Le jardin de Lesbos, exploité par l'ONG Europe Cares, est devenu un symbole de résilience et de solidarité au milieu de la crise migratoire européenne en cours. Connu sous le nom de jardin communautaire de Paréa, il offre un espace rare de calme et de connexion pour les réfugiés arrivés sur l'île grecque après de longs voyages en provenance de pays comme l'Afghanistan, le Soudan et le Yémen. Le jardin, entretenu par des personnalités telles que Mohamed Ayash, un Palestinien de 28 ans originaire de Gaza, offre un soulagement physique et un répit émotionnel face aux dures réalités de la vie en transit.
Ayash, qui a rejoint le projet peu de temps après son arrivée à Lesbos en juillet 2023, se souvient qu'il était initialement hésitant sur les méthodes utilisées dans le jardin. Il a noté que certaines pratiques semblaient inconnues, mais il s'est retrouvé attiré dans le travail. Son implication met en évidence la collaboration informelle mais significative entre les bénévoles locaux et les réfugiés, qui a contribué à maintenir le jardin malgré les défis posés par le paysage politique plus large.
L'emplacement du jardin près de la mer Méditerranée signifie que ses visiteurs peuvent souvent voir la côte, où la garde côtière grecque patrouille régulièrement pour les migrants sans papiers. Juste derrière cette vue se trouve le Centre de contrôle d'accès fermé (CCAC), l'un des plusieurs centres de détention administrés par l'UE sur l'île. Ces centres, entourés de hautes clôtures et patrouillés par Frontex, représentent les contrôles aux frontières stricts qui ont entraîné une forte baisse des arrivées par rapport aux années précédentes.
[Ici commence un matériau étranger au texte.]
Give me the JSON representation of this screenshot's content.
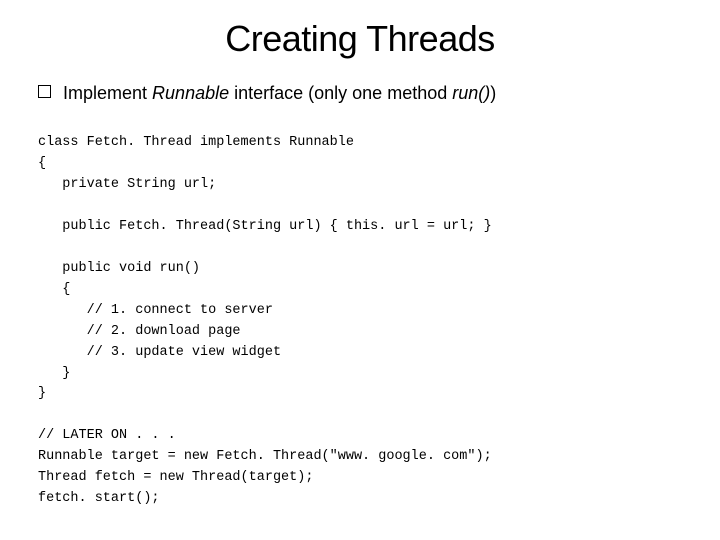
{
  "title": "Creating Threads",
  "bullet": {
    "prefix": "Implement ",
    "em1": "Runnable",
    "mid": " interface (only one method ",
    "em2": "run()",
    "suffix": ")"
  },
  "code": "class Fetch. Thread implements Runnable\n{\n   private String url;\n\n   public Fetch. Thread(String url) { this. url = url; }\n\n   public void run()\n   {\n      // 1. connect to server\n      // 2. download page\n      // 3. update view widget\n   }\n}\n\n// LATER ON . . .\nRunnable target = new Fetch. Thread(\"www. google. com\");\nThread fetch = new Thread(target);\nfetch. start();"
}
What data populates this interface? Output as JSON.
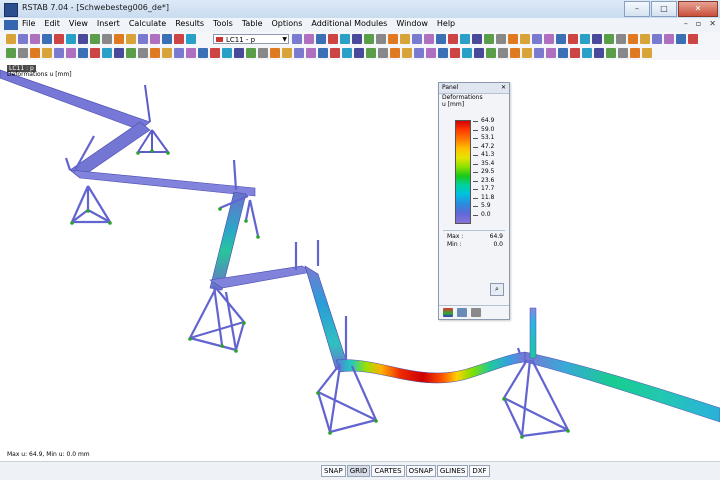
{
  "window": {
    "title": "RSTAB 7.04 - [Schwebesteg006_de*]",
    "minimize": "–",
    "maximize": "□",
    "close": "✕"
  },
  "menu": {
    "items": [
      "File",
      "Edit",
      "View",
      "Insert",
      "Calculate",
      "Results",
      "Tools",
      "Table",
      "Options",
      "Additional Modules",
      "Window",
      "Help"
    ],
    "mdi": {
      "minimize": "–",
      "restore": "▫",
      "close": "✕"
    }
  },
  "toolbar": {
    "loadcase": "LC11 - p",
    "loadcase_color": "#cc3333"
  },
  "viewport": {
    "lc_tag": "LC11 : p",
    "result_label": "Deformations u [mm]",
    "maxmin": "Max u: 64.9, Min u: 0.0 mm"
  },
  "panel": {
    "title": "Panel",
    "close": "✕",
    "heading": "Deformations",
    "unit": "u [mm]",
    "scale_values": [
      "64.9",
      "59.0",
      "53.1",
      "47.2",
      "41.3",
      "35.4",
      "29.5",
      "23.6",
      "17.7",
      "11.8",
      "5.9",
      "0.0"
    ],
    "max_label": "Max :",
    "max_value": "64.9",
    "min_label": "Min :",
    "min_value": "0.0",
    "button_icon": "magnifier-icon"
  },
  "statusbar": {
    "buttons": [
      "SNAP",
      "GRID",
      "CARTES",
      "OSNAP",
      "GLINES",
      "DXF"
    ]
  }
}
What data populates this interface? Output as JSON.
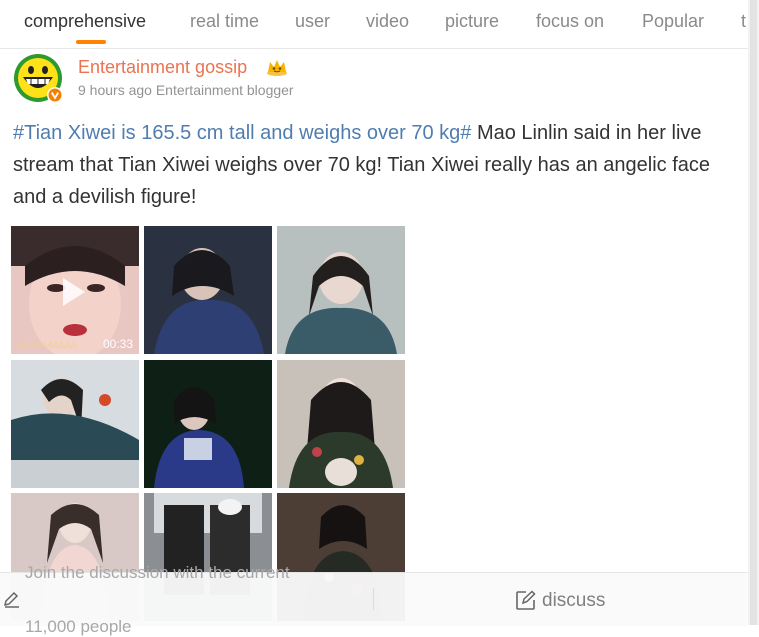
{
  "tabs": [
    {
      "label": "comprehensive",
      "active": true
    },
    {
      "label": "real time",
      "active": false
    },
    {
      "label": "user",
      "active": false
    },
    {
      "label": "video",
      "active": false
    },
    {
      "label": "picture",
      "active": false
    },
    {
      "label": "focus on",
      "active": false
    },
    {
      "label": "Popular",
      "active": false
    },
    {
      "label": "t",
      "active": false
    }
  ],
  "post": {
    "author": "Entertainment gossip",
    "time": "9 hours ago",
    "author_desc": "Entertainment blogger",
    "topic": "#Tian Xiwei is 165.5 cm tall and weighs over 70 kg#",
    "body": " Mao Linlin said in her live stream that Tian Xiwei weighs over 70 kg! Tian Xiwei really has an angelic face and a devilish figure!",
    "video_duration": "00:33",
    "video_badge": "◬◬◬◬◬◬◬◬◬◬"
  },
  "bottom": {
    "placeholder_line1": "Join the discussion with the current",
    "placeholder_line2": "11,000 people",
    "discuss_label": "discuss"
  },
  "colors": {
    "accent": "#ff8200",
    "author": "#eb7350",
    "topic": "#507daf"
  },
  "icons": [
    "play-icon",
    "crown-icon",
    "verified-badge-icon",
    "edit-icon",
    "discuss-icon"
  ]
}
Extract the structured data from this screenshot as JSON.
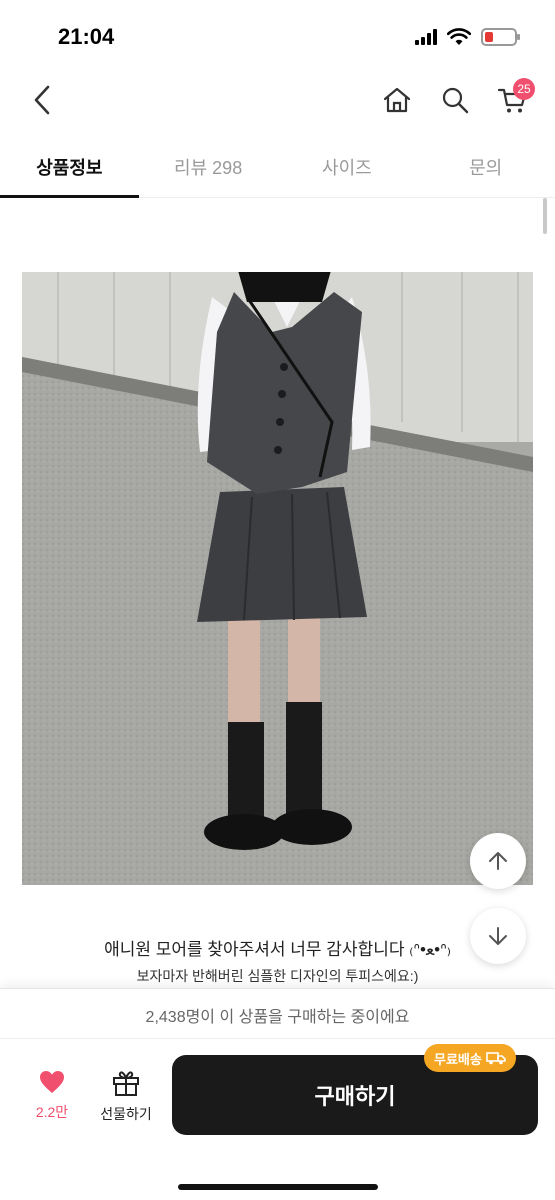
{
  "status_bar": {
    "time": "21:04"
  },
  "header": {
    "cart_count": "25"
  },
  "tabs": [
    {
      "label": "상품정보",
      "active": true
    },
    {
      "label": "리뷰 298",
      "active": false
    },
    {
      "label": "사이즈",
      "active": false
    },
    {
      "label": "문의",
      "active": false
    }
  ],
  "description": {
    "line1": "애니원 모어를 찾아주셔서 너무 감사합니다 ₍ᐢ•ﻌ•ᐢ₎",
    "line2": "보자마자 반해버린 심플한 디자인의 투피스에요:)"
  },
  "bottom_bar": {
    "buyers_text": "2,438명이 이 상품을 구매하는 중이에요",
    "like_count": "2.2만",
    "gift_label": "선물하기",
    "buy_label": "구매하기",
    "shipping_badge": "무료배송"
  },
  "colors": {
    "accent": "#f0506e",
    "buy_button": "#1a1a1a",
    "shipping_badge": "#f5a623"
  }
}
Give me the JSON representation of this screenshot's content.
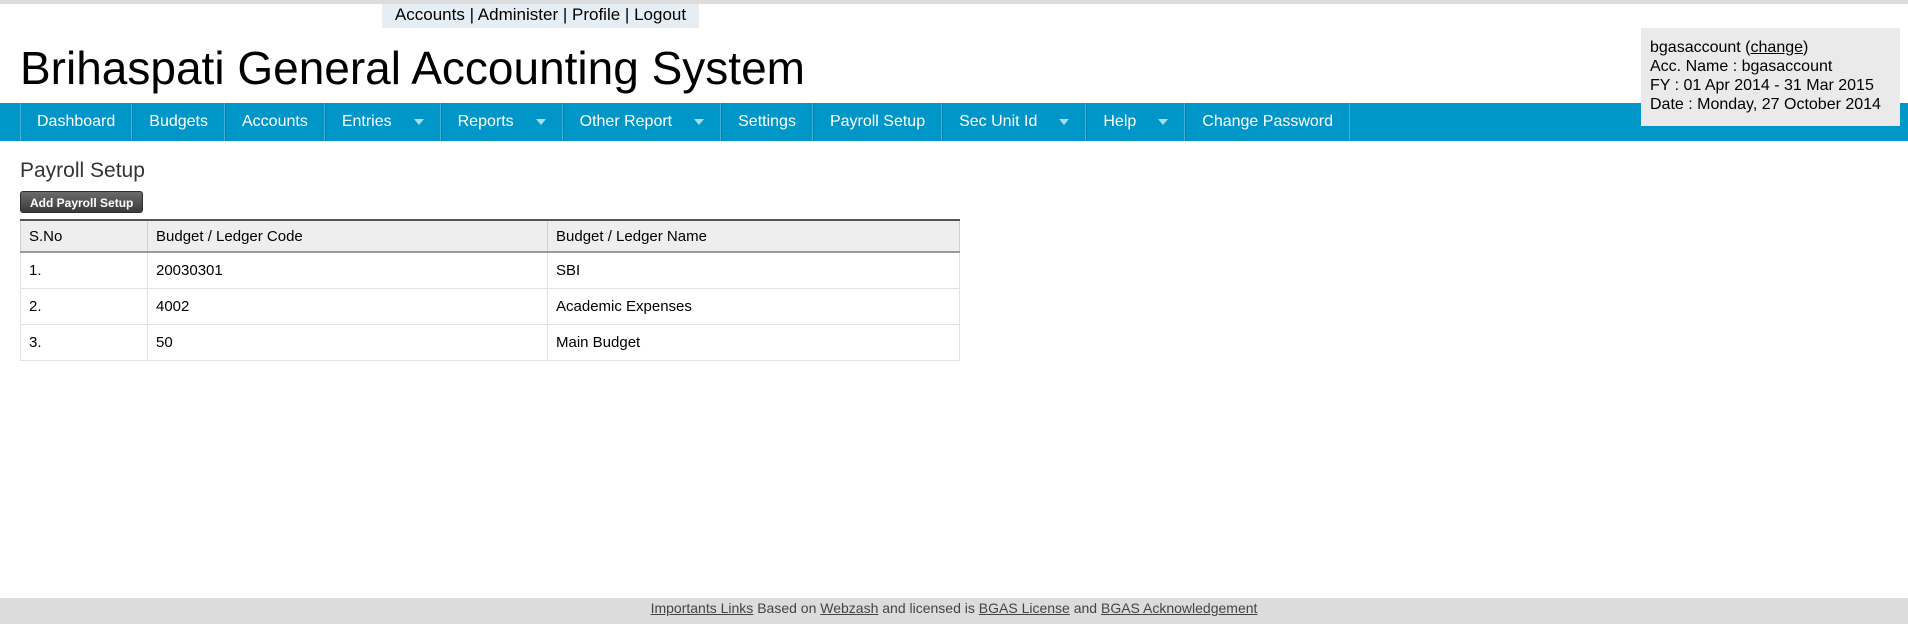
{
  "top_links": {
    "accounts": "Accounts",
    "administer": "Administer",
    "profile": "Profile",
    "logout": "Logout",
    "separator": "|"
  },
  "app_title": "Brihaspati General Accounting System",
  "account_box": {
    "username": "bgasaccount",
    "change_label": "change",
    "acc_name": "Acc. Name : bgasaccount",
    "fy": "FY : 01 Apr 2014 - 31 Mar 2015",
    "date": "Date : Monday, 27 October 2014"
  },
  "nav": {
    "items": [
      {
        "label": "Dashboard"
      },
      {
        "label": "Budgets"
      },
      {
        "label": "Accounts"
      },
      {
        "label": "Entries"
      },
      {
        "label": "Reports"
      },
      {
        "label": "Other Report"
      },
      {
        "label": "Settings"
      },
      {
        "label": "Payroll Setup"
      },
      {
        "label": "Sec Unit Id"
      },
      {
        "label": "Help"
      },
      {
        "label": "Change Password"
      }
    ]
  },
  "page": {
    "title": "Payroll Setup",
    "add_button": "Add Payroll Setup"
  },
  "table": {
    "headers": [
      "S.No",
      "Budget / Ledger Code",
      "Budget / Ledger Name"
    ],
    "rows": [
      [
        "1.",
        "20030301",
        "SBI"
      ],
      [
        "2.",
        "4002",
        "Academic Expenses"
      ],
      [
        "3.",
        "50",
        "Main Budget"
      ]
    ]
  },
  "footer": {
    "important_links": "Importants Links",
    "based_on": "Based on",
    "webzash": "Webzash",
    "licensed_is": "and licensed is",
    "bgas_license": "BGAS License",
    "and": "and",
    "bgas_ack": "BGAS Acknowledgement"
  }
}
Selon les données du Haut-Commissariat des Nations Unies pour les réfugiés (HCR), moins de 13 500 personnes ont atteint Lesbos par mer au premier semestre 2025, contre près de 41 700 au cours de la même période de l'année précédente.
Cette baisse coïncide avec les politiques frontalières plus strictes de l'UE, notamment l'augmentation des renvois en mer et l'accélération des procédures d'asile qui permettent jusqu'à douze semaines de détention. Ces mesures ont créé un climat d'incertitude parmi les communautés déplacées, beaucoup craignant une déportation rapide ou un séjour indéfini dans des camps surpeuplés. Malgré ces pressions, le jardin de Paréa continue de prospérer, offrant un petit mais vital contrepoint aux difficultés institutionnalisées qui les entourent.
La situation, décrite par les commentateurs comme un test de solidarité, a révélé à quelle vitesse l'unité politique se désintègre sous la pression. Alors que certains États membres, dont l'Espagne, ont réussi à rétablir l'ordre, d'autres, notamment l'Italie et l'Allemagne, ont été critiqués pour leur manque de soutien. L'incident a été lié à des menaces hybrides potentielles contre l'UE, les experts suggérant que des acteurs externes ont peut-être exploité le chaos pour saper la cohésion européenne. La réponse de l'UE a inclus une réunion d'urgence des ministres de l'Intérieur, où des appels à l'unité ont été lancés, bien que les critiques soutiennent que le résultat était plus symbolique que substantiel.
Le nouveau Système européen commun d'asile (SEAC), adopté en mai, vise à rationaliser les processus d'asile et à accroître les retours dans les pays d'origine. Cependant, la crise de Ceuta a montré que le système n'est pas bien préparé pour les mouvements à grande échelle de personnes cherchant une vie meilleure plutôt que l'asile. De nombreux migrants entrant dans l'UE ne connaissaient même pas la réforme, ce qui met en évidence un fossé entre la politique et la réalité. L'incapacité de l'UE à anticiper l'augmentation a soulevé des questions sur sa capacité à surveiller et à répondre aux futures crises, en particulier compte tenu du rôle croissant des médias sociaux dans la mobilisation des flux migratoires.
Alors que les tensions continuent de s'accumuler, le jardin de Paréa est un exemple silencieux mais puissant de solidarité de base. Son existence souligne le coût humain des politiques d'immigration restrictives tout en démontrant la capacité des individus et des organisations à créer des espaces d'espoir et d'appartenance. La question de savoir si ce modèle peut être reproduit ailleurs reste incertaine, mais pour l'instant, il sert de phare de résilience dans une région de plus en plus définie par la division et le contrôle.